Lloyd’s China Reinsurer Rated ‘A’ by S&P, Best and Fitch

The three major rating agencies, Standard & Poor’s, A.M. Best and Fitch Ratings, have all assigned “A” ratings (Fitch was actually ‘A+’) to Lloyd’s Reinsurance Co. (China) Ltd. (LRCCL), the Lloyd’s-backed underwriting subsidiary which was recently approved by Chinese regulatory authorities.

S&P assigned a positive outlook. Credit analyst Rob Jones indicated that the “rating on Lloyd’s China is based upon explicit support provided to it from the Market via full quota-share retrocession of all business underwritten by it exclusively to syndicates trading at Lloyd’s. The company’s cedents therefore benefit from the full scope of Lloyd’s security, including the Market’s Central Fund.”

Best said its ratings were “in line with the rating of Lloyd’s of London.” It has assigned a stable out look to the financial strength rating (FSR) and a positive outlook to the issuer credit rating (ICR). It also noted LRCCL’s link in the chain of security that supports Lloyd’s syndicates.

Fitch said it “regards LRCCL as core to Lloyd’s due to its comprehensive quota share retrocessional agreement, by which all risk is effectively transferred to Lloyd’s syndicates. As a result, cedents in China will have access to the full Lloyd’s chain of security for all risks placed with LRCCL. This quality of support allows LRCCL to be regarded as core notwithstanding its expected small scale.”

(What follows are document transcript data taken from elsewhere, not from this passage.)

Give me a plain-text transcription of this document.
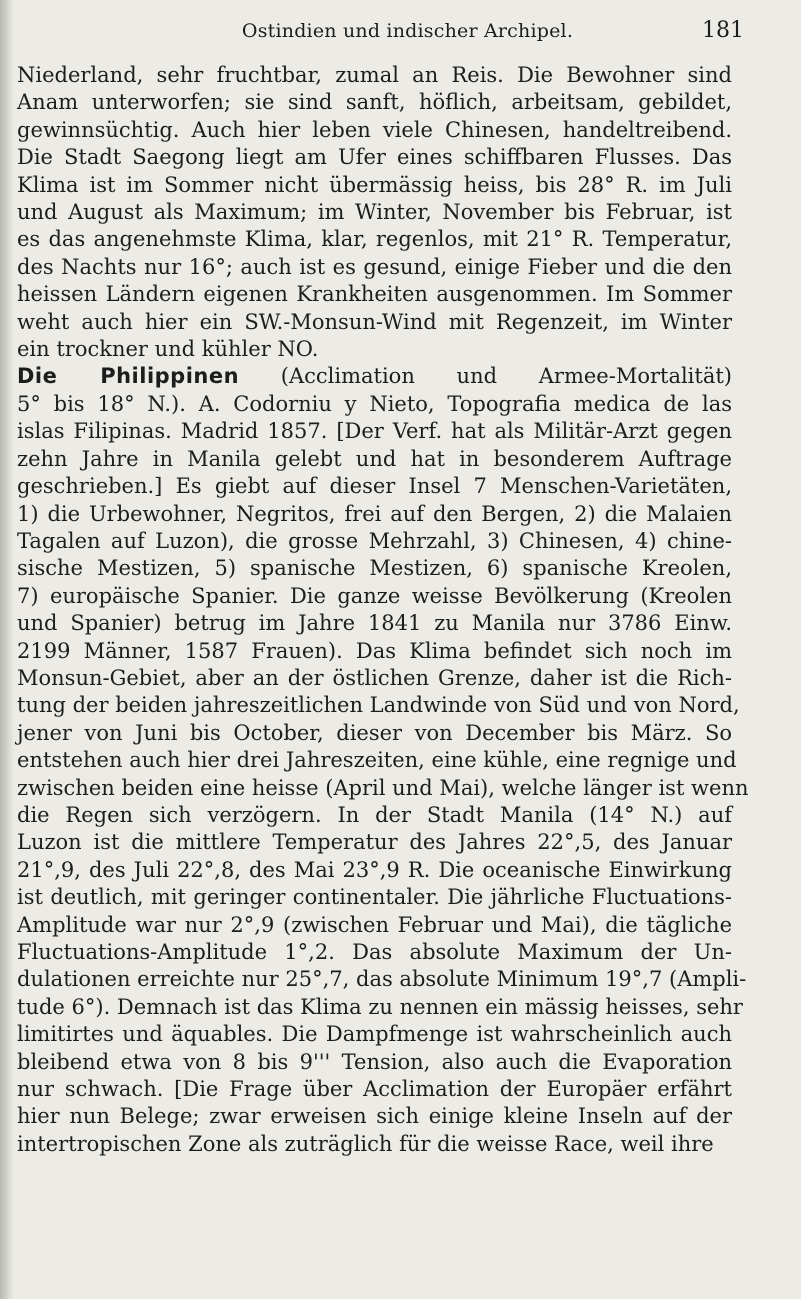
Ostindien und indischer Archipel.	181
Niederland, sehr fruchtbar, zumal an Reis. Die Bewohner sind
Anam unterworfen; sie sind sanft, höflich, arbeitsam, gebildet,
gewinnsüchtig. Auch hier leben viele Chinesen, handeltreibend.
Die Stadt Saegong liegt am Ufer eines schiffbaren Flusses. Das
Klima ist im Sommer nicht übermässig heiss, bis 28° R. im Juli
und August als Maximum; im Winter, November bis Februar, ist
es das angenehmste Klima, klar, regenlos, mit 21° R. Temperatur,
des Nachts nur 16°; auch ist es gesund, einige Fieber und die den
heissen Ländern eigenen Krankheiten ausgenommen. Im Sommer
weht auch hier ein SW.-Monsun-Wind mit Regenzeit, im Winter
ein trockner und kühler NO.
Die Philippinen (Acclimation und Armee-Mortalität)
5° bis 18° N.). A. Codorniu y Nieto, Topografia medica de las
islas Filipinas. Madrid 1857. [Der Verf. hat als Militär-Arzt gegen
zehn Jahre in Manila gelebt und hat in besonderem Auftrage
geschrieben.] Es giebt auf dieser Insel 7 Menschen-Varietäten,
1) die Urbewohner, Negritos, frei auf den Bergen, 2) die Malaien
Tagalen auf Luzon), die grosse Mehrzahl, 3) Chinesen, 4) chine-
sische Mestizen, 5) spanische Mestizen, 6) spanische Kreolen,
7) europäische Spanier. Die ganze weisse Bevölkerung (Kreolen
und Spanier) betrug im Jahre 1841 zu Manila nur 3786 Einw.
2199 Männer, 1587 Frauen). Das Klima befindet sich noch im
Monsun-Gebiet, aber an der östlichen Grenze, daher ist die Rich-
tung der beiden jahreszeitlichen Landwinde von Süd und von Nord,
jener von Juni bis October, dieser von December bis März. So
entstehen auch hier drei Jahreszeiten, eine kühle, eine regnige und
zwischen beiden eine heisse (April und Mai), welche länger ist wenn
die Regen sich verzögern. In der Stadt Manila (14° N.) auf
Luzon ist die mittlere Temperatur des Jahres 22°,5, des Januar
21°,9, des Juli 22°,8, des Mai 23°,9 R. Die oceanische Einwirkung
ist deutlich, mit geringer continentaler. Die jährliche Fluctuations-
Amplitude war nur 2°,9 (zwischen Februar und Mai), die tägliche
Fluctuations-Amplitude 1°,2. Das absolute Maximum der Un-
dulationen erreichte nur 25°,7, das absolute Minimum 19°,7 (Ampli-
tude 6°). Demnach ist das Klima zu nennen ein mässig heisses, sehr
limitirtes und äquables. Die Dampfmenge ist wahrscheinlich auch
bleibend etwa von 8 bis 9''' Tension, also auch die Evaporation
nur schwach. [Die Frage über Acclimation der Europäer erfährt
hier nun Belege; zwar erweisen sich einige kleine Inseln auf der
intertropischen Zone als zuträglich für die weisse Race, weil ihre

S&P indicated however, that the strong positive factors were “partly offset, however, by the London Market’s legacy administrative processes, as well as Lloyd’s relatively high reinsurance reliance, significant exposure to reinsurance recoverables, and continuing operating performance volatility. The consistency and effectiveness of strengthened catastrophe risk controls are also yet to be tested.”

Best said that it “anticipates that the volume of business is likely to be modest in 2007. Whilst the company’s performance in its early years of operation may be subject to volatility, A.M. Best believes that this is offset as a risk factor by the retrocession contract. Any residual risk to the new company is strongly supported by the company’s initial capitalization of RMB 200 million ($25 million).”

Best added that it believes LRCCL “provides Lloyd’s with a flexible means of writing business in the developing reinsurance market in China and will serve to enhance Lloyd’s profile in Asia. Lloyd’s syndicates that write reinsurance business in China through the new company will have underwriters located in China. It is also possible for syndicates to make use of LRCCL to process Chinese business written through brokers.”

Fitch made the same observation, adding that the having the “full Lloyd’s chain of security for all risks placed with LRCCL, …”allows LRCCL to be regarded as core notwithstanding its expected small scale.”

Fitch cautioned, however, that there is “no legal cut through agreement whereby Chinese cedents could obtain settlement of their liabilities directly from Lloyd’s syndicates if for any reason LRCCL was to be constrained from making payments by the Chinese regulatory authorities.”